Anmeldungsdatum: 14.05.2002
Beiträge: 2359
Wohnort oder Region: Hamburg

Beitrag Verfasst am: 09.02.2004 17:43 Antworten mit Zitat

Moin, moin!

Ich versuche, mir die geäußerte Vermutung von ClausP zu Beginn mal bildlich vorzustellen:
aus militärischen Gründen werden die Sprengschächte geladen und gezündet.
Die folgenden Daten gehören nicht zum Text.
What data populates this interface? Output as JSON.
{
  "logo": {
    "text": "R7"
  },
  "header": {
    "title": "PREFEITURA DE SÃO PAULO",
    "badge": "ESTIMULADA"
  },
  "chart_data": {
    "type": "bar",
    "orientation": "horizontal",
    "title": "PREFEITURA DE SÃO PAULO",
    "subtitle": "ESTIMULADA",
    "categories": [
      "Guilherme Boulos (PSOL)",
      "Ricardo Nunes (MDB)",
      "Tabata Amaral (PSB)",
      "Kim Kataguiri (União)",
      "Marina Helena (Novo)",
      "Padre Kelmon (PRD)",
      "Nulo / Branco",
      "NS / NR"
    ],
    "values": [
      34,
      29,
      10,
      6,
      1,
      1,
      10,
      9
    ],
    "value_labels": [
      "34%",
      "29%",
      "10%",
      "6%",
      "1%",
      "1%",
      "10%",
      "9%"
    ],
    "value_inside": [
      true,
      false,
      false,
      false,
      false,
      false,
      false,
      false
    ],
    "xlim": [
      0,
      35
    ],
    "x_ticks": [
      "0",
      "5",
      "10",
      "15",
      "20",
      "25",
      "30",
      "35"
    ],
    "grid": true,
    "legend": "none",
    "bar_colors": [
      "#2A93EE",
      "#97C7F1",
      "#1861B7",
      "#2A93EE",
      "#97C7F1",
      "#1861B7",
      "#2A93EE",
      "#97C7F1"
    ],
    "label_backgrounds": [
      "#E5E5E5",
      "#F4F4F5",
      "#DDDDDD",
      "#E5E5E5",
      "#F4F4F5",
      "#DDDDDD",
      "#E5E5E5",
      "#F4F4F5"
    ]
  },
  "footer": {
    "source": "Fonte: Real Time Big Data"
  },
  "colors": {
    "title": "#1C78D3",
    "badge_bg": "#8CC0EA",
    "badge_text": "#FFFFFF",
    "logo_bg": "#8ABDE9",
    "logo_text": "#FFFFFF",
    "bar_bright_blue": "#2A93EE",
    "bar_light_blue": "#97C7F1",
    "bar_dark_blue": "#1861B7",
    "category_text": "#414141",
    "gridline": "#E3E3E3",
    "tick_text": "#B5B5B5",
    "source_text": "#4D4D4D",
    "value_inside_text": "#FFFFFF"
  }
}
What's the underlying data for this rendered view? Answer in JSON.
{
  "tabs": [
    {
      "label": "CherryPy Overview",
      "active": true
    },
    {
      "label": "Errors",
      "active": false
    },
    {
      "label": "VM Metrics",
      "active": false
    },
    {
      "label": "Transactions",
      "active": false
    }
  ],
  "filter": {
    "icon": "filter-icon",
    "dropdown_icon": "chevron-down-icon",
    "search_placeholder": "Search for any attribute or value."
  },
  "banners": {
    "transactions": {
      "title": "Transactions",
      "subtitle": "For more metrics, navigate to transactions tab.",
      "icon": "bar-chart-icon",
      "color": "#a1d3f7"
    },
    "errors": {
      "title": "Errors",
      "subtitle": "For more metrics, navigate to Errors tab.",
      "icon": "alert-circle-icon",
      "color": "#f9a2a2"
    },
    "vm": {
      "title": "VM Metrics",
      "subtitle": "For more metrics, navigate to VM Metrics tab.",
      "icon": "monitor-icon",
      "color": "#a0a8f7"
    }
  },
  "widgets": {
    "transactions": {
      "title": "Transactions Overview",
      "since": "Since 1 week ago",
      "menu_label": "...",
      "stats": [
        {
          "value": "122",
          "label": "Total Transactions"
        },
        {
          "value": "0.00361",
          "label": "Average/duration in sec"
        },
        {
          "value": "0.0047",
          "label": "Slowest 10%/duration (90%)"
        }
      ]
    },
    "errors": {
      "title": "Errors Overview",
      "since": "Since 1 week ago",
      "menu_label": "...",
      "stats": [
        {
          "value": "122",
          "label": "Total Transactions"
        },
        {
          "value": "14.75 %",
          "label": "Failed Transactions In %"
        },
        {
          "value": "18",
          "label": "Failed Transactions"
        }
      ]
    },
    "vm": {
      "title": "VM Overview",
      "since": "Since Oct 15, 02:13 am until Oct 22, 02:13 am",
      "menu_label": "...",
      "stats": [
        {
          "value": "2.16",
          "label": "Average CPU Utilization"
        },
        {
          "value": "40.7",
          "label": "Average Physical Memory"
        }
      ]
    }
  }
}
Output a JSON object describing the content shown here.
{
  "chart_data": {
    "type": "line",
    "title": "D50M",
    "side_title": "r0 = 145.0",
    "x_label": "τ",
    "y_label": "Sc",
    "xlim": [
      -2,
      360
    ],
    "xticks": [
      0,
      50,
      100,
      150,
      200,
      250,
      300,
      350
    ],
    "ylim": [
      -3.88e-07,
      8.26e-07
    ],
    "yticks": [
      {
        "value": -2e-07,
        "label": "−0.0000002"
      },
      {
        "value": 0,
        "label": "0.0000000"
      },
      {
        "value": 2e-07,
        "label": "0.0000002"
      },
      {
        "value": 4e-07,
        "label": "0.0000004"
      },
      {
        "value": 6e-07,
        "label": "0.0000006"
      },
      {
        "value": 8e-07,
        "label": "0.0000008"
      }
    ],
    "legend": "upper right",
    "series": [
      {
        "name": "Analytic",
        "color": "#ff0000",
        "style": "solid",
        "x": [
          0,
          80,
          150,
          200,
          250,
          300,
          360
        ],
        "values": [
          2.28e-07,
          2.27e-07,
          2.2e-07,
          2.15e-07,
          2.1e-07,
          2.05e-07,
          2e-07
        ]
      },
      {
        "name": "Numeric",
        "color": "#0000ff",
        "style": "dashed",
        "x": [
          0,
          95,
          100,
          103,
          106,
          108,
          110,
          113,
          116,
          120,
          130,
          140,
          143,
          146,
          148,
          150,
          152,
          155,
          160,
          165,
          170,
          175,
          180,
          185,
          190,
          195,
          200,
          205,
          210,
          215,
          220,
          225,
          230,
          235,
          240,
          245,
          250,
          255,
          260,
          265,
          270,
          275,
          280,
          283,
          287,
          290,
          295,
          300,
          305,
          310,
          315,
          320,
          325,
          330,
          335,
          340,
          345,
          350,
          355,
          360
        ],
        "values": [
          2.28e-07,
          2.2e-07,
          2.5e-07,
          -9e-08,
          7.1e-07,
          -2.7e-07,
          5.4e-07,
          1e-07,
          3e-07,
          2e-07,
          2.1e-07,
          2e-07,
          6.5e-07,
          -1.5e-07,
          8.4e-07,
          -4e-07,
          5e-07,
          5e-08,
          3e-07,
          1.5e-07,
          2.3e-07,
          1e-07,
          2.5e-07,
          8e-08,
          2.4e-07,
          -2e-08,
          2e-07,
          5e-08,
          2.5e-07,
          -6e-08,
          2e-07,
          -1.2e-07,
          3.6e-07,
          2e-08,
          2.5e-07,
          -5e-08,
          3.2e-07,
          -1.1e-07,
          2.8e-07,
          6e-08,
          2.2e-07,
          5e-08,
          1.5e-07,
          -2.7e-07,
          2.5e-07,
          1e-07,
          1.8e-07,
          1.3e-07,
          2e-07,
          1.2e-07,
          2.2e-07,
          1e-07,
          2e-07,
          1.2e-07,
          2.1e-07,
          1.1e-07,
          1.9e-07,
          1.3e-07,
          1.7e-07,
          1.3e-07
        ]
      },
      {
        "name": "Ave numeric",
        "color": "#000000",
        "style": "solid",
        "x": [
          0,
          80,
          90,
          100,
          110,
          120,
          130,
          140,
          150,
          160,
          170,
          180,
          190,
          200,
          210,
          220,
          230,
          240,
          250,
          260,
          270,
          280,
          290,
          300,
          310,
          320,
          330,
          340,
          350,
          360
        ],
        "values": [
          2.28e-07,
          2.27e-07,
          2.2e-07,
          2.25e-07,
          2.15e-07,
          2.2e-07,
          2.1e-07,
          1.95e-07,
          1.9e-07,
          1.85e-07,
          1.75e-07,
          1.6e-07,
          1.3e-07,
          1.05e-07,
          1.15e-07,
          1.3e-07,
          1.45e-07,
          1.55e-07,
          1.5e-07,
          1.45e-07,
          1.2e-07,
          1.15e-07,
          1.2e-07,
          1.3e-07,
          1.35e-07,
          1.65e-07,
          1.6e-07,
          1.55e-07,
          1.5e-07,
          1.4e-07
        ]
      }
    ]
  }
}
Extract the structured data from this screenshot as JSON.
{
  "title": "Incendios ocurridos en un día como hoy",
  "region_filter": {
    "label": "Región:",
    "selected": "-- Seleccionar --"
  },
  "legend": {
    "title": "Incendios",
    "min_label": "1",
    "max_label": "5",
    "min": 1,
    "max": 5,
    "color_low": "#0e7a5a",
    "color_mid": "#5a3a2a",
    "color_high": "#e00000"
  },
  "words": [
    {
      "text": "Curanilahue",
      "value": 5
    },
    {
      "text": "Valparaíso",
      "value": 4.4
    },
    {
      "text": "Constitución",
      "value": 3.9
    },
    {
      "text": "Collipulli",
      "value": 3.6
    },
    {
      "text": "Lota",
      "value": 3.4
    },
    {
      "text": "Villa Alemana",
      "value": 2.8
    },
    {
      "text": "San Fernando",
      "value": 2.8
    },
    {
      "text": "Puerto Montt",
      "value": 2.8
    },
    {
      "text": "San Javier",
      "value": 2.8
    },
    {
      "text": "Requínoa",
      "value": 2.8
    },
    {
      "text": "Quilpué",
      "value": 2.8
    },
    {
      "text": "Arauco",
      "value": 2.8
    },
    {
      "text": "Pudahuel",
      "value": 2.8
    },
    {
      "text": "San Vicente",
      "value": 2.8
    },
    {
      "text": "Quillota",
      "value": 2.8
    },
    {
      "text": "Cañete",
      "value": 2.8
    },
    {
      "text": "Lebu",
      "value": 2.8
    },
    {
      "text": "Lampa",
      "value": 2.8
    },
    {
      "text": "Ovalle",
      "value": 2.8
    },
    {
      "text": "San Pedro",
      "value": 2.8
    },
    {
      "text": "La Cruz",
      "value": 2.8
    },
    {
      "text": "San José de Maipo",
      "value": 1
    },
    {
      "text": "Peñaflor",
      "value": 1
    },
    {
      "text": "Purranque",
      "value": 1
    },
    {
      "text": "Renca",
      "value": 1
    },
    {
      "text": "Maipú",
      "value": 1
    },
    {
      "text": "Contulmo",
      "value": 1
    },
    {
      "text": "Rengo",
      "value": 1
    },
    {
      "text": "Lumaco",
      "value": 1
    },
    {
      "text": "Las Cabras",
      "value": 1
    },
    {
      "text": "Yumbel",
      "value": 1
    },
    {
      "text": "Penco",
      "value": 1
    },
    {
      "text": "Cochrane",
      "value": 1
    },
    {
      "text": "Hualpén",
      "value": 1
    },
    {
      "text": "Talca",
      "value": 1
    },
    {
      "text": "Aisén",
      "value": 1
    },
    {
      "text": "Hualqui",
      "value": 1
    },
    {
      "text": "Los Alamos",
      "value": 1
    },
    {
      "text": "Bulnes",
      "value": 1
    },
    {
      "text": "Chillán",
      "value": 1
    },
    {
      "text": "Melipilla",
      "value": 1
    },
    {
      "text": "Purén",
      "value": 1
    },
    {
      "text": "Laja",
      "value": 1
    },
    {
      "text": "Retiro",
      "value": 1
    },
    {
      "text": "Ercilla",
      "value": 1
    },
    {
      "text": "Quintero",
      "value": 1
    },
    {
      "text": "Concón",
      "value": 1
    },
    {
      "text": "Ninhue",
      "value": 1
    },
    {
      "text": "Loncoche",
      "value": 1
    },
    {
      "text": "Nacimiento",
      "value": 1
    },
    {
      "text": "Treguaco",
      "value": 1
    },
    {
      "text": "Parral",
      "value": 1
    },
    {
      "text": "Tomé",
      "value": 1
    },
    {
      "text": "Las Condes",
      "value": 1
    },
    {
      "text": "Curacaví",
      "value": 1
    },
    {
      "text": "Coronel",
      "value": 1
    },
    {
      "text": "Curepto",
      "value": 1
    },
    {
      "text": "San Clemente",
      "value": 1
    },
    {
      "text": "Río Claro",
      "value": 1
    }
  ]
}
Anschließend kommt die zuständige Straßenmeisterei, reinigt die Autobahn auf Autobahnteil vor der Sprengstelle, montiert die Leitplanken im Bereich der Wendestelle ab, bringt entsprechende Fahrbahnmarkierungen an und stellt die erforderlichen Verkehrsschilder auf. Natürlich wird der Verkehrfunk rechtzeitig informiert, damit er entsprechende Verkehrsdurchsagen machen kann. Da ja die Sperre aus militärischen Gründen ausgelöst wurde, war ja noch an den Feind zu denken. Bei diesem waren ja wohl auch viele russisch sprechende Personen zu vermuten. Daher waren auch mehrsprachige Warnschilder aufzustellen und die Verkehrsdurchsagen entgegenkommenderweise auf russisch zu wiederholen.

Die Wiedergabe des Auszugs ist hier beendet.